Because you are effectively "stacking" each State in the same While loop with the Case Statement, all the States can share data by the simple expedient of putting the data on a Shift Register. Thus before Acquire Data, you'd wire an empty array to Data. Each pass through Acquire Data, you'd add a point to the array. During Process Data, you'd have the entire array available to process. And so on.

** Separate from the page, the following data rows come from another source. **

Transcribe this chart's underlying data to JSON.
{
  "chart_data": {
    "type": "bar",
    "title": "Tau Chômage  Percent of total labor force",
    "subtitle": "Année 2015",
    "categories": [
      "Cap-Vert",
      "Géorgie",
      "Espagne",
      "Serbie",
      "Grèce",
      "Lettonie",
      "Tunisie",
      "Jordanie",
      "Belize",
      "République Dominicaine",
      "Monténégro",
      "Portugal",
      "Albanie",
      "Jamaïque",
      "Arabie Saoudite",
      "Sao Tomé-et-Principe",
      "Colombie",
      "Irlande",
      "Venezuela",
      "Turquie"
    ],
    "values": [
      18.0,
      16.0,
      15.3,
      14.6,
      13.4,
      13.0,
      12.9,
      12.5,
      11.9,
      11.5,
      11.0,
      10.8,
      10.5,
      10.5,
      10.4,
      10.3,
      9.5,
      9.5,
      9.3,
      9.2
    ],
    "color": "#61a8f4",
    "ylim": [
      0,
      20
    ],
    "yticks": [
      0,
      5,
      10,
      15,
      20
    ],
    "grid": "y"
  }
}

This is the simplest form of the State Machine, and may be enough for your situation. There are multiple variations in the implementation, but they all have the idea of a loop where you choose, when entering the loop, what you want to do at this moment. Generally, States are designed to be done quickly and not "block" (or stop the State Machine from running) -- the two exceptions here are Acquire, which runs at the speed of Acquisition (i.e. if you are sampling at 10 Hz, it takes 100 msec to get a point) and the Wait state (which is designed to block). There are also ways to avoid "wait blocks", but this is the simplest conceptual way to think about your task.
Bob Schor
Thanks for the response, I actually took a class in finite state automata ages ago and loved it so I know the basics of it. It's really more that I need to get an experiment up and running quickly, and I'll definitely save time in the long run by learning how to do it in LV but it would probably take several hours of futzing around with it for me to implement it successfully here. I'll definitely learn about it when I can though. Thank you!
08-20-2015 04:17 PM
Don't forget that there are pre-made templates for state machine and several other useful architectures (Mater/Slave, Producer/Consumer) built it to LabVIEW. Start there when you're ready to "futz"...
08-20-2015 04:53 PM
Use the Pt By Pt Std Deviation VI rather than waiting. If the std dev of a certain amount of pts is less than 0.1, for example, then the signal can be considered settled. That way you don't wait unnecessarily long (or short).